Schädel Ces deux crânes du Musée d’histoire naturelle de Bâle soulèvent une question délicate: à qui appartient notre corps après notre mort? | Image: Valérie Chételat

L’homme apparaît dans les dossiers simplement comme «collecteur». Les ustensiles de sa «cuisine de voyage» n’avaient rien d’un équipement professionnel pour quelqu’un qui voulait réduire des cadavres humains à leur squelette. La société bâloise des sciences naturelles considérait pourtant la contribution fournie à sa collection comme «de loin la plus précieuse» de l’année, écrivait-elle dans son rapport pour 1914: «Deux squelettes complets d’habitants de la Terre de Feu, l’un masculin, l’autre féminin et jeune, des Alakulufs de la côte est de l’île de Santa Inés.»

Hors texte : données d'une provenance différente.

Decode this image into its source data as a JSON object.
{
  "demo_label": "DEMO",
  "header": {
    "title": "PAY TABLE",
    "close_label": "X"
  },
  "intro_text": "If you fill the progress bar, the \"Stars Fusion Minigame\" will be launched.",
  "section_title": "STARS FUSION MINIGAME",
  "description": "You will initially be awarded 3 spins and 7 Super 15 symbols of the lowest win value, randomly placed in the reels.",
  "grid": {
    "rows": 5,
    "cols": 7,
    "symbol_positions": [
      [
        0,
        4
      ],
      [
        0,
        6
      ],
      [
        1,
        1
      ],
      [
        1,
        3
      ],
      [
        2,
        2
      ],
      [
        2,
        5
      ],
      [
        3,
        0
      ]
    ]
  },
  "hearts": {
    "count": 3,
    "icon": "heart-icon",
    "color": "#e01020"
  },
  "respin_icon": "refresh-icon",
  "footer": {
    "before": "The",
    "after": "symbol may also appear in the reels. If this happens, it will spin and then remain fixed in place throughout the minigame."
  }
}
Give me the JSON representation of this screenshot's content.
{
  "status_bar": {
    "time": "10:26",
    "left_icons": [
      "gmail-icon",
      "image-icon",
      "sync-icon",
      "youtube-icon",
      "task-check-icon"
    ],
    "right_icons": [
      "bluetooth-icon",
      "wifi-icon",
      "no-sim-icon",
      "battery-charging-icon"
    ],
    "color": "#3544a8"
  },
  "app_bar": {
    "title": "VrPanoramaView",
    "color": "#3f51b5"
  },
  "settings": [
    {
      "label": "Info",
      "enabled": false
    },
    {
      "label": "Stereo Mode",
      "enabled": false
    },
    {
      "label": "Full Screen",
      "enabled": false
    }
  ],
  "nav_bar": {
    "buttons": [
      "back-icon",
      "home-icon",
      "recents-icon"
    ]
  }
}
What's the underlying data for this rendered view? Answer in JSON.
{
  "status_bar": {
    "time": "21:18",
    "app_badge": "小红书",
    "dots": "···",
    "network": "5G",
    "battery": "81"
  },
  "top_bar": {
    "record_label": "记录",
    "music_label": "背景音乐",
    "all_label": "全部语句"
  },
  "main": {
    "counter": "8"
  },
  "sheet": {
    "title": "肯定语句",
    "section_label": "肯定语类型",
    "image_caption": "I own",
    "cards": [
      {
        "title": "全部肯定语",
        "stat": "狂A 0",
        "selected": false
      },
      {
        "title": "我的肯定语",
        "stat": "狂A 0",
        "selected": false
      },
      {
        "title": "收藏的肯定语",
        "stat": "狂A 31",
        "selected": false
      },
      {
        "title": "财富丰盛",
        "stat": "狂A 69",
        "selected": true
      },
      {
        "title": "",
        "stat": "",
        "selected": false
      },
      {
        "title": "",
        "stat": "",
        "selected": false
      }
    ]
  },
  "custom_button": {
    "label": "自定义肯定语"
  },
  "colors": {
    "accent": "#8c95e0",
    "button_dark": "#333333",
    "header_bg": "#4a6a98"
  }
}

Cette île située à la pointe de l’Amérique du Sud fait partie du Chili. Le voyageur, un inconnu, y a déterré les cadavres peu après avoir assisté à leur enterrement. Selon le rapport annuel, il les a ensuite «cuits morceau par morceau dans sa casserole de voyage» jusqu’à ce qu’il n’en reste que les os et le crâne. Ces derniers font maintenant partie de la collection anthropologique du Musée d’histoire naturelle de Bâle.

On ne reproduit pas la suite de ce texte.